Eveline Steinberger-Kern will die Welt retten. Andere hetzen zu diesem Zweck von Charity-Event zu Charity-Event. Sie hatte, schon lange bevor ihr Mann Bundeskanzler wurde, eine andere Strategie: Die Arbeit mit Green-Startups. Ihr Consulting-Unternehmen Blue Minds Company, das auf Energie-Optimierung spezialisiert ist, betreibt ein Inkubator-Programm. Dieses soll mithelfen, den Energie-Sektor bis 2050 CO²-neutral zu machen.
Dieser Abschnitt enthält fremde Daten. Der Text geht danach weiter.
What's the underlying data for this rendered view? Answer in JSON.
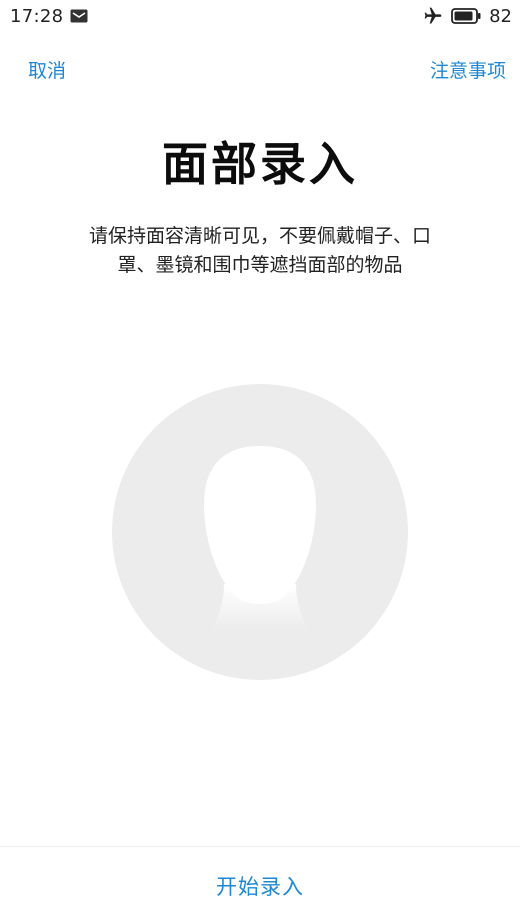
{
  "status_bar": {
    "time": "17:28",
    "battery_level": "82",
    "icons": [
      "message-icon",
      "airplane-icon",
      "battery-icon"
    ]
  },
  "nav": {
    "cancel_label": "取消",
    "notice_label": "注意事项"
  },
  "title": "面部录入",
  "instruction": {
    "line1": "请保持面容清晰可见，不要佩戴帽子、口",
    "line2": "罩、墨镜和围巾等遮挡面部的物品"
  },
  "illustration": {
    "icon": "face-silhouette-icon"
  },
  "bottom": {
    "start_label": "开始录入"
  },
  "colors": {
    "accent": "#1e88d4",
    "circle": "#ececec",
    "face": "#ffffff"
  }
}
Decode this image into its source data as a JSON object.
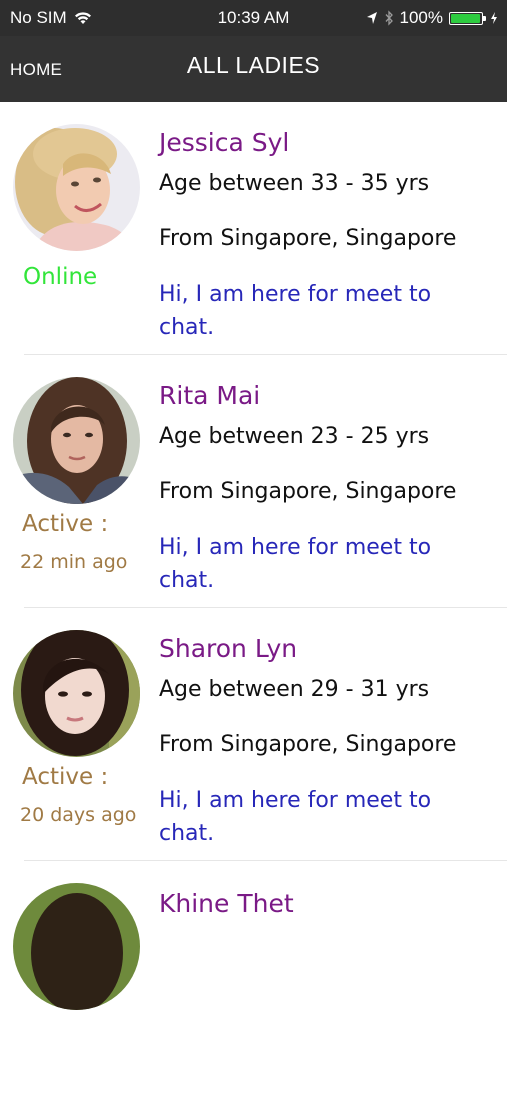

Im Interview erzählt Steinberger-Kern dem Brutkasten, warum ihr Inkubator auch ein Marmelade-Startup aufgenommen hat, was sie mit ihrem IT-Startup nach Israel gebracht hat und, dass sie mit dem Startup-Paket ihres Mannes nichts zu tun hat.

 +++ Nachhaltig durchstarten: 4 Anlaufstellen für Green Startups in Österreich +++

Was ist Ihre persönliche Vision zur Energiewende? Wo soll die Welt in zehn Jahren stehen?

Der Energiesektor der Zukunft, wie ich ihn mir vorstelle, funktioniert CO²-neutral. Ich bin eine Optimistin, aber dass das in zehn Jahren schon so sein wird, wage ich zu bezweifeln. Doch etwa um 2050 wird das möglich sein. Diese Entwicklungen müssen sich ja im Sektor durchsetzen und dann bei den Konsumenten ankommen. Ersteres dauert seine Zeit, wird aber mit Sicherheit kommen.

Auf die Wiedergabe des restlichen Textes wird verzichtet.